From the website: rebeccaskloot.com/the-immortal-life/
About The Immortal Life of Henrietta Lacks
Her name was Henrietta Lacks, but scientists know her as HeLa. She was a poor black tobacco farmer whose cells—taken without her knowledge in 1951—became one of the most important tools in medicine, vital for developing the polio vaccine, cloning, gene mapping, in vitro fertilization, and more. Henrietta’s cells have been bought and sold by the billions, yet she remains virtually unknown, and her family can’t afford health insurance.

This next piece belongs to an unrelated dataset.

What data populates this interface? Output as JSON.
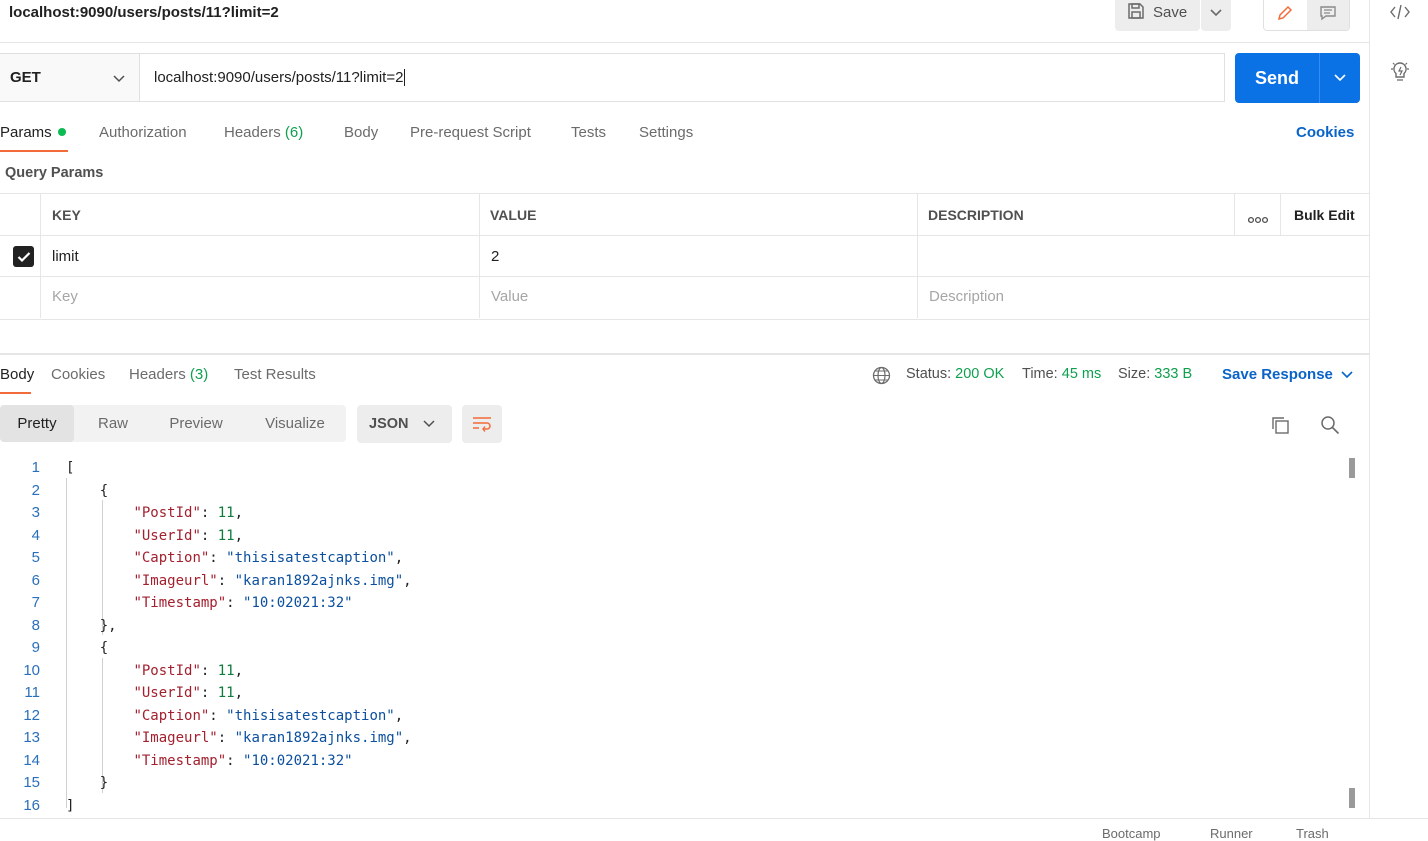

Soon to be made into an HBO movie by Oprah Winfrey and Alan Ball, this New York Times bestseller takes readers on an extraordinary journey, from the “colored” ward of Johns Hopkins Hospital in the 1950s to stark white laboratories with freezers filled with HeLa cells, from Henrietta’s small, dying hometown of Clover, Virginia, to East Baltimore today, where her children and grandchildren live and struggle with the legacy of her cells. The Immortal Life of Henrietta Lacks tells a riveting story of the collision between ethics, race, and medicine; of scientific discovery and faith healing; and of a daughter consumed with questions about the mother she never knew. It’s a story inextricably connected to the dark history of experimentation on African Americans, the birth of bioethics, and the legal battles over whether we control the stuff we’re made of.